The boots borrow techniques traditionally used to make native footwear but add embroidered artwork more often found on gowns, jackets and suits. Typical designs include animals that symbolize a customer’s aboriginal name, although the company has many non-First Nations customers as well.
Lavallee never planned on becoming a professional fashion designer in her youth. Her talent with a needle and thread began as a reaction to economic hardship.
“Being really poor, I wanted the boots, or actually west coast clothing, that other people wore,” she remembers. “They were so expensive I couldn’t afford it, so I just started learning how to sew. I was determined to learn so that I could wear this stuff that I couldn’t afford.”
While she was pregnant at the age of 18, her father advised her to learn some practical skills.
“My dad … said, ‘You have to learn something to survive, and this is what you’re going to learn.’ And I was taught how to work with leather.”
Originally Lavallee only made boots for her own use, but the constant stream of positive comments she received while wearing them in public suggested that it might be worthwhile to turn her hobby into a full-time profession.
Before taking the plunge into business, Lavallee first consulted her elders to ask if it was permissible.

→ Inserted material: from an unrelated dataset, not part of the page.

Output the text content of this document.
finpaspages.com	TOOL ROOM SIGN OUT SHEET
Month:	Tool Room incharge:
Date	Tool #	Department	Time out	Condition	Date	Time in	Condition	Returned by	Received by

“They said yes, go ahead — on the condition that you give tobacco for the animal and then pray for each pair of boots that leaves our hands, and that it goes towards a person that will walk a good walk in them,” she said.
“Each boot is individually made and prayed over every day that I go down there. I work on a pair of boots that are always prayed over, just so I have good thoughts when I’m working with it and that when it finally goes to the next person … when they wear them they’re protected, they’re safe. I’m not saying they’ll never get hurt, but I did the best I could with each pair.”
My dad … said, ‘You have to learn something to survive, and this is what you’re going to learn.’ And I was taught how to work with leather. Linda Lavallee
Lavallee took advantage of the artistic talent in her family and recruited her husband, as well as her son Cory and niece Carly, to help design artwork for the custom-made boots.
“If somebody orders a pair of boots, we take a tracing of the person’s foot, and we do measurements and construct the boot that way,” Stewart said. “Of course, as we have more boots available, people try on a boot and say, ‘Hey, this fits perfect,’ and then we sort of already know, because people’s calves are different sizes and all that, people’s ankles are different. It’s a learning process for us in that we’re starting to recognize what a person’s foot needs.”
The division of labour falls along tribal lines. Stewart handles Nisga’a and west coast artwork, while Lavallee and Cory handle Cree art.
Once designs are in place, Lavallee either uses a sewing machine or sews the boots by hand. The labour-intensive process means that it takes at least an entire day to create one pair. Adults boots cost between $300 and $600, while a children’s pair cost around $150.
With her growing success, Lavallee hopes to give something back to her community, which is suffering from a lack of work in a poor economy. She is actively training the next generation in the skills necessary to create clothing and footwear.
To promote the boots, creenisgaa clothing has scheduled a professional photo shoot on the shores of Montreal Lake starting at 2 p.m. on Sunday. Almost 100 members of the local community, ranging from toddlers to elders and headlined by National Miss Canada Globe finalist Brittany Bitternose, will model the boots. Tickets for a pair of customized boots will also be sold at $1 apiece in order to raise money for a youth group in northern Saskatchewan.
“They had asked me a couple months ago to see if I could donate anything because the bands were no longer helping the children to go to this camp for seven days,” Lavallee recalled. “I said, ‘I’ll try and sell tickets for a pair of boots, see where that goes.’ So we’re hoping to make some money for these.”